Aktien
BMW nach Zahlen sehr schwach - Vorsteuerergebnis enttäuscht

Die BMW-Aktie ist am Mittwoch nach Veröffentlichung schwacher Halbjahreszahlen abgestraft worden und gab kräftig nach.

dpa-afx FRANKFURT. Die BMW-Aktie ist am Mittwoch nach Veröffentlichung schwacher Halbjahreszahlen abgestraft worden und gab kräftig nach. Analysten äußerten sich vor allem enttäuscht über den deutlichen Rückgang beim Vorsteuerergebnis in der Kernsparte Automobile, obwohl die Jahresprognose vom Münchener Autobauer bestätigt wurde. Die US-Verkaufszahlen im Juli wurden am Markt vor dem Hintergrund der Zwischenbilanz ignoriert.

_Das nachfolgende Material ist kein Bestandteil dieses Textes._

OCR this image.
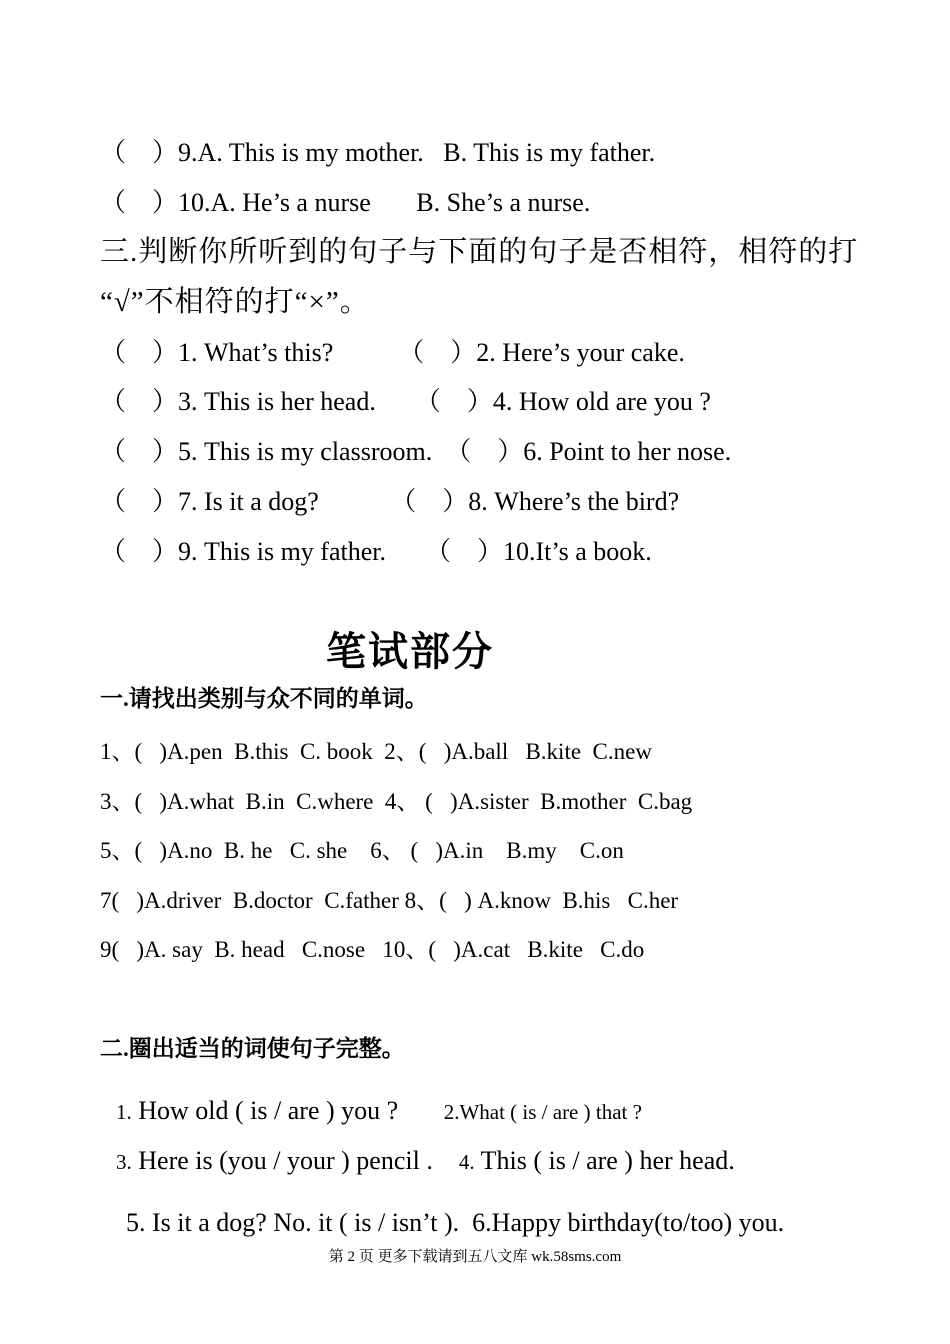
（　）9.A. This is my mother.   B. This is my father.
（　）10.A. He’s a nurse       B. She’s a nurse.
三.判断你所听到的句子与下面的句子是否相符，相符的打
“√”不相符的打“×”。
（　）1. What’s this?          （　）2. Here’s your cake.
（　）3. This is her head.      （　）4. How old are you ?
（　）5. This is my classroom.  （　）6. Point to her nose.
（　）7. Is it a dog?           （　）8. Where’s the bird?
（　）9. This is my father.      （　）10.It’s a book.
笔试部分
一.请找出类别与众不同的单词。
1、(   )A.pen  B.this  C. book  2、(   )A.ball   B.kite  C.new
3、(   )A.what  B.in  C.where  4、 (   )A.sister  B.mother  C.bag
5、(   )A.no  B. he   C. she    6、 (   )A.in    B.my    C.on
7(   )A.driver  B.doctor  C.father 8、(   ) A.know  B.his   C.her
9(   )A. say  B. head   C.nose   10、(   )A.cat   B.kite   C.do
二.圈出适当的词使句子完整。

1. How old ( is / are ) you ? 2.What ( is / are ) that ?

3. Here is (you / your ) pencil . 4. This ( is / are ) her head.

5. Is it a dog? No. it ( is / isn’t ).  6.Happy birthday(to/too) you.

第 2 页 更多下载请到五八文库 wk.58sms.com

Bis 11.35 Uhr fiel die BMW-Aktie mit minus 4,09 Prozent auf 38,00 Euro an das Dax-Ende, während der Leitindex 0,25 Prozent auf 4 920,46 Punkte verlor.

"Das Vorsteuerergebnis liegt mit 916 Mill. Euro deutlich unter unseren Erwartungen", äußerte sich Analyst Michael Punzet von der Landesbank Rheinland Pfalz (LRP). "Wir gehen weiterhin von einer rückläufigen Ergebnisentwicklung aus und bestätigen die BMW-Aktie als 'Underperformer' mit Kursziel von 33 Euro", so der Experte, der den Rückgang des Vorsteuerergebnisses primär auf die auslaufenden Währungssicherungen zurückführt.

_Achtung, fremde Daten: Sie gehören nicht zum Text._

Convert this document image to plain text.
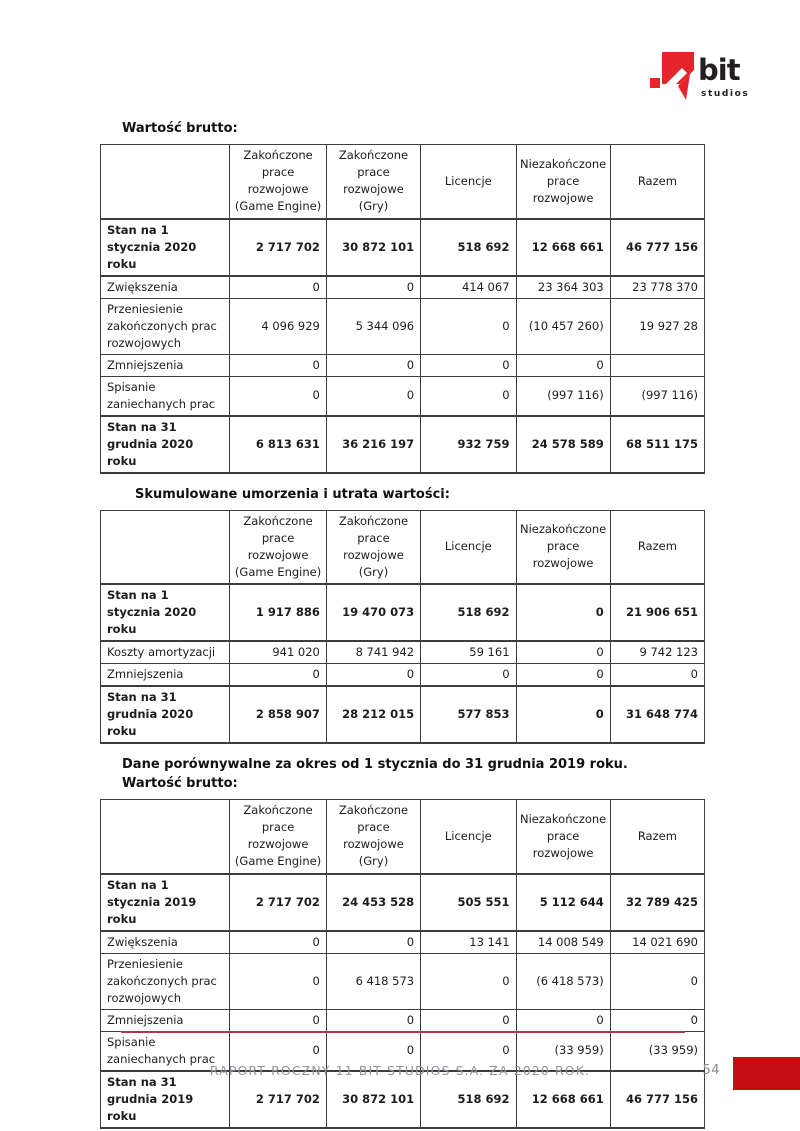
bit
studios
Wartość brutto:
	Zakończone prace rozwojowe (Game Engine)	Zakończone prace rozwojowe (Gry)	Licencje	Niezakończone prace rozwojowe	Razem
Stan na 1 stycznia 2020 roku	2 717 702	30 872 101	518 692	12 668 661	46 777 156
Zwiększenia	0	0	414 067	23 364 303	23 778 370
Przeniesienie zakończonych prac rozwojowych	4 096 929	5 344 096	0	(10 457 260)	19 927 28
Zmniejszenia	0	0	0	0	
Spisanie zaniechanych prac	0	0	0	(997 116)	(997 116)
Stan na 31 grudnia 2020 roku	6 813 631	36 216 197	932 759	24 578 589	68 511 175
Skumulowane umorzenia i utrata wartości:
	Zakończone prace rozwojowe (Game Engine)	Zakończone prace rozwojowe (Gry)	Licencje	Niezakończone prace rozwojowe	Razem
Stan na 1 stycznia 2020 roku	1 917 886	19 470 073	518 692	0	21 906 651
Koszty amortyzacji	941 020	8 741 942	59 161	0	9 742 123
Zmniejszenia	0	0	0	0	0
Stan na 31 grudnia 2020 roku	2 858 907	28 212 015	577 853	0	31 648 774
Dane porównywalne za okres od 1 stycznia do 31 grudnia 2019 roku.
Wartość brutto:
	Zakończone prace rozwojowe (Game Engine)	Zakończone prace rozwojowe (Gry)	Licencje	Niezakończone prace rozwojowe	Razem
Stan na 1 stycznia 2019 roku	2 717 702	24 453 528	505 551	5 112 644	32 789 425
Zwiększenia	0	0	13 141	14 008 549	14 021 690
Przeniesienie zakończonych prac rozwojowych	0	6 418 573	0	(6 418 573)	0
Zmniejszenia	0	0	0	0	0
Spisanie zaniechanych prac	0	0	0	(33 959)	(33 959)
Stan na 31 grudnia 2019 roku	2 717 702	30 872 101	518 692	12 668 661	46 777 156
RAPORT ROCZNY 11 BIT STUDIOS S.A. ZA 2020 ROK.	54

Auch bei Merck Finck & Co sowie bei Helabatrust wurde vor allem auf das enttäuschende Vorsteuerergebnis (EBT) verwiesen. Vor allem in der Kernsparte Automobile habe das EBT "signifikant" unter den Erwartungen gelegen, hieß es bei den Analysten von Merck Finck, die die Aktie dennoch mit "Hold" bestätigten.

Analyst Arndt Ellinghorst von der DrKW schrieb in einer Studie, er habe zwar mit einem rückläufigen Ergebnis im zweiten Quartal gerechnet, "aber nicht mit einem Rückgang von 16,8 Prozent beim Vorsteuerergebnis in der Autosparte". Er wird eigenen Angaben zufolge seine Schätzung für das EBT nach der Analystenkonferenz am Nachmittag nach unten hin überarbeiten. Das Anlageurteil bestätigte er derweil mit "Add" und einem Kursziel von 40 Euro.

BMW hatte am Morgen einen Gewinn- und Umsatzrückgang im ersten Halbjahr bekannt gegeben und zugleich seine bisherige Jahresprognose bestätigt. So soll das Ergebnis 2005 trotz negativer "externer" Faktoren wie steigender Rohstoffpreise, intensiven Wettbewerbs und der Wechselkursentwicklung "in etwa" das hohe Vorjahresniveau erreichen. Nach dem Rekordquartal 2004 war das Vorsteuerergebnis im zweiten Quartal 2005 von 1,08 Mrd. Euro auf 916 Mill. Euro zurückgegangen. Experten hatten im Durchschnitt mit einem EBT von 1,045 Mrd. Euro gerechnet.